06.06.2026 von SWYRL
Mit "Every Year After" veröffentlicht Prime Video die nächste erfolgsversprechende Young-Adult-Romanadaption, während Disney+ mit "Alice and Steve" auf skurrile britische Comedy setzt. Welche Streaming-Highlights die kommende Woche noch bereithält, verrät die Übersicht.
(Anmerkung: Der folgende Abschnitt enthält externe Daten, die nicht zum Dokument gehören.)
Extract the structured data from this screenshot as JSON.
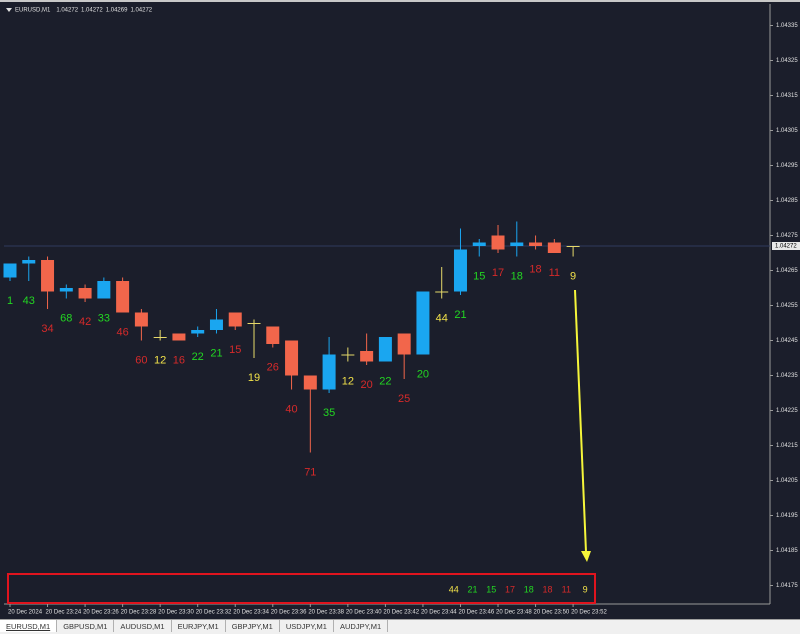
{
  "chart_data": {
    "type": "candlestick",
    "title": "EURUSD,M1",
    "header_values": [
      1.04272,
      1.04272,
      1.04269,
      1.04272
    ],
    "current_price": 1.04272,
    "categories": [
      "20 Dec 2024",
      null,
      "20 Dec 23:24",
      null,
      "20 Dec 23:26",
      null,
      "20 Dec 23:28",
      null,
      "20 Dec 23:30",
      null,
      "20 Dec 23:32",
      null,
      "20 Dec 23:34",
      null,
      "20 Dec 23:36",
      null,
      "20 Dec 23:38",
      null,
      "20 Dec 23:40",
      null,
      "20 Dec 23:42",
      null,
      "20 Dec 23:44",
      null,
      "20 Dec 23:46",
      null,
      "20 Dec 23:48",
      null,
      "20 Dec 23:50",
      null,
      "20 Dec 23:52"
    ],
    "open": [
      1.04263,
      1.04267,
      1.04268,
      1.04259,
      1.0426,
      1.04257,
      1.04262,
      1.04253,
      1.04246,
      1.04247,
      1.04247,
      1.04248,
      1.04253,
      1.0425,
      1.04249,
      1.04245,
      1.04235,
      1.04231,
      1.04241,
      1.04242,
      1.04239,
      1.04247,
      1.04241,
      1.04259,
      1.04259,
      1.04272,
      1.04275,
      1.04272,
      1.04273,
      1.04273,
      1.04272
    ],
    "high": [
      1.04267,
      1.04269,
      1.04269,
      1.04261,
      1.04261,
      1.04263,
      1.04263,
      1.04254,
      1.04248,
      1.04247,
      1.04249,
      1.04254,
      1.04253,
      1.04251,
      1.04249,
      1.04245,
      1.04235,
      1.04246,
      1.04243,
      1.04247,
      1.04246,
      1.04247,
      1.04259,
      1.04266,
      1.04277,
      1.04274,
      1.04278,
      1.04279,
      1.04275,
      1.04274,
      1.04272
    ],
    "low": [
      1.04262,
      1.04262,
      1.04254,
      1.04257,
      1.04256,
      1.04257,
      1.04253,
      1.04245,
      1.04245,
      1.04245,
      1.04246,
      1.04247,
      1.04248,
      1.0424,
      1.04243,
      1.04231,
      1.04213,
      1.0423,
      1.04239,
      1.04238,
      1.04239,
      1.04234,
      1.04241,
      1.04257,
      1.04258,
      1.04269,
      1.0427,
      1.04269,
      1.04271,
      1.0427,
      1.04269
    ],
    "close": [
      1.04267,
      1.04268,
      1.04259,
      1.0426,
      1.04257,
      1.04262,
      1.04253,
      1.04249,
      1.04246,
      1.04245,
      1.04248,
      1.04251,
      1.04249,
      1.0425,
      1.04244,
      1.04235,
      1.04231,
      1.04241,
      1.04241,
      1.04239,
      1.04246,
      1.04241,
      1.04259,
      1.04259,
      1.04271,
      1.04273,
      1.04271,
      1.04273,
      1.04272,
      1.0427,
      1.04272
    ],
    "counts": [
      1,
      43,
      34,
      68,
      42,
      33,
      46,
      60,
      12,
      16,
      22,
      21,
      15,
      19,
      26,
      40,
      71,
      35,
      12,
      20,
      22,
      25,
      20,
      44,
      21,
      15,
      17,
      18,
      18,
      11,
      9
    ],
    "ylim": [
      1.0417,
      1.0434
    ],
    "yticks": [
      1.04175,
      1.04185,
      1.04195,
      1.04205,
      1.04215,
      1.04225,
      1.04235,
      1.04245,
      1.04255,
      1.04265,
      1.04275,
      1.04285,
      1.04295,
      1.04305,
      1.04315,
      1.04325,
      1.04335
    ],
    "colors": {
      "bull": "#1aa6f0",
      "bear": "#f2664b",
      "doji": "#e6d96a",
      "count_bull": "#22d622",
      "count_bear": "#d62a2a",
      "count_doji": "#f2e24a",
      "background": "#1b1e2b",
      "price_line": "#2f3a5c"
    }
  },
  "tabs": [
    "EURUSD,M1",
    "GBPUSD,M1",
    "AUDUSD,M1",
    "EURJPY,M1",
    "GBPJPY,M1",
    "USDJPY,M1",
    "AUDJPY,M1"
  ]
}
Sommerromanzen für ein junges erwachsenes Publikum liegen bei den Streamern schon eine ganze Weile groß im Trend, beliebt sind vor allem jene Stoffe, die auf einer erfolgreichen Buchvorlage fußen. Eines der besten Beispiele ist die Prime-Video-Serie "Der Sommer, als ich schön wurde", basierend auf der gleichnamigen Trilogie von Jenny Han, die zwischen 2022 und 2025 bei Publikum und Kritikern gut ankam. In eine ähnliche Kerbe schlägt nun auch die Serienadaption des Bestsellers "Every Summer After" von Carley Fortune (deutscher Titel: "Fünf Sommer mit dir"), die nun bei Prime Video startet. Was die Streamer in den nächsten Tagen noch zu bieten haben, erfahren Sie in der Übersicht.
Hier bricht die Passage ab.